Sindh has certain special features which warrant higher fiscal transfers. First, the principle embodied in the Constitution that special location advantage of a province like the presence of natural resources (oil and gas) or sites for generation of hydroelectricity calls for higher ‘straight’ transfers from relevant taxes, profits, surcharges or royalties. These need to be extended also in view of the presence of the country’s only main port, Karachi, in Sindh. The provincial government has had to invest a substantial amount to provide the supporting infrastructure for the operation of the port and for upcountry transportation of imports and bringing of exports to Karachi for shipment.
A case for higher transfers to the province to cover these costs thus exists. This could be done in the form of a special share in revenues collected from customs duties at Karachi ports or a share in the operating income of the Karachi Port Trust.
The principle of sharing profits of the natural wealth of the provinces has been recognized in the shape of hydroelectricity profits for the NWFP, natural gas for Sindh and Balochistan and oil for Sindh and Punjab.
Sindh has two seaports which handle 100 per cent imports by sea. In order to ensure smooth flow of goods to upcountry the province has to maintain an effective road network. It is also charged to provide housing, education, health, water supply etc, to almost 100,000 people working in Karachi and Bin Qasim ports. This housekeeping is a heavy drain on the provincial exchequer.
According to Unicef’s 31 indicators, Sindh is the least developed province. Over 50 per cent population of the province is estimated to be poor and devoid of the basic necessities of life, including adequate nutrition, shelter, drinking water, sanitation, health and education.

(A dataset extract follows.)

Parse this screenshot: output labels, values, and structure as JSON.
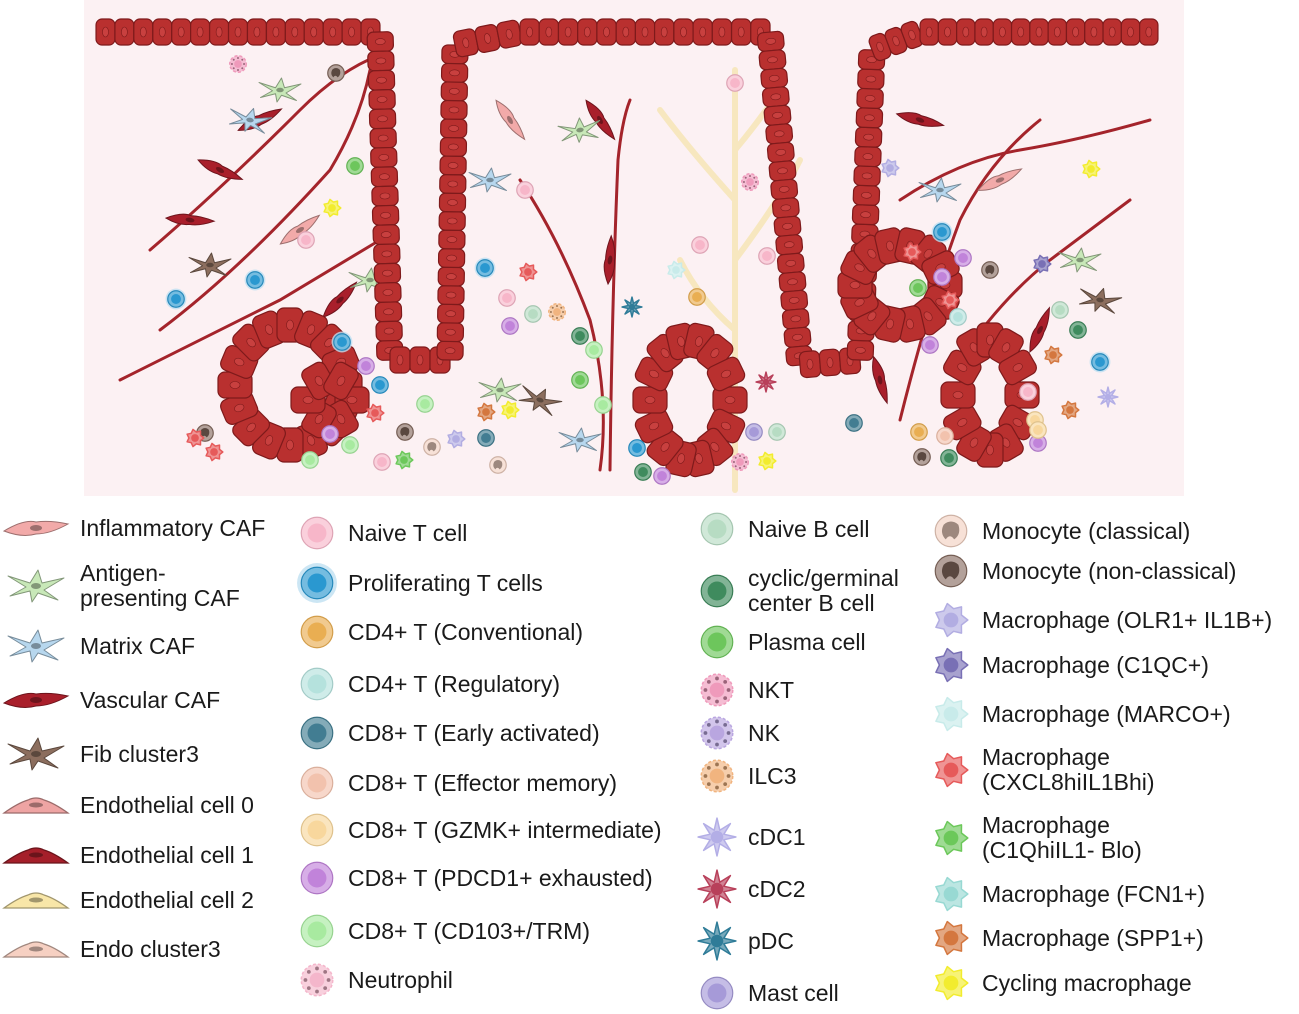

In the 1990 NFC Award, it was stipulated that the sales tax on domestic consumption would be transferred after collection arrangements are put in place. Nothing has happened so far in this respect. It may be recalled here that sales tax was totally a provincial source of revenue till 1951 when it was ‘temporarily’ handed over to the centre, subject to the allocation of 50 per cent proceeds to the provinces in view of the “abnormal conditions created by the large influx of refugees and additional defence requirements.” Such abnormal conditions do not exist any more and, as such, there is no rational justification for sales tax (on locally manufactured goods) proceeds to be shared by the federal government.
This tax which is essentially of a local character and is based mainly on consumption should, therefore, be reassigned to the provinces where it is collected, thus restoring the old status which is also the practice obtaining in many parts of the world, including countries like India and Malaysia.
The federal government has announced to devolve its various departments to the provinces but surprisingly the terms of reference of the NFC Award, 2002-2003, are the same as in the case of the 1996 Award. Why is the federal government reluctant to update the NFC’s terms of reference in line with the devolution plan? It is also necessary that the centre should devolve its administrative and financial powers, including revenue collection. In short, it is the need of the hour that a new scientific NFC formula be evolved in accordance with the devolution plan.
Why does the government not wait for the elected government to decide the new NFC formula because the present NFC was also awarded by a caretaker government? It is advisable that a new formula be evolved and then be left for the national assembly to debate and for the elected government to finalize it.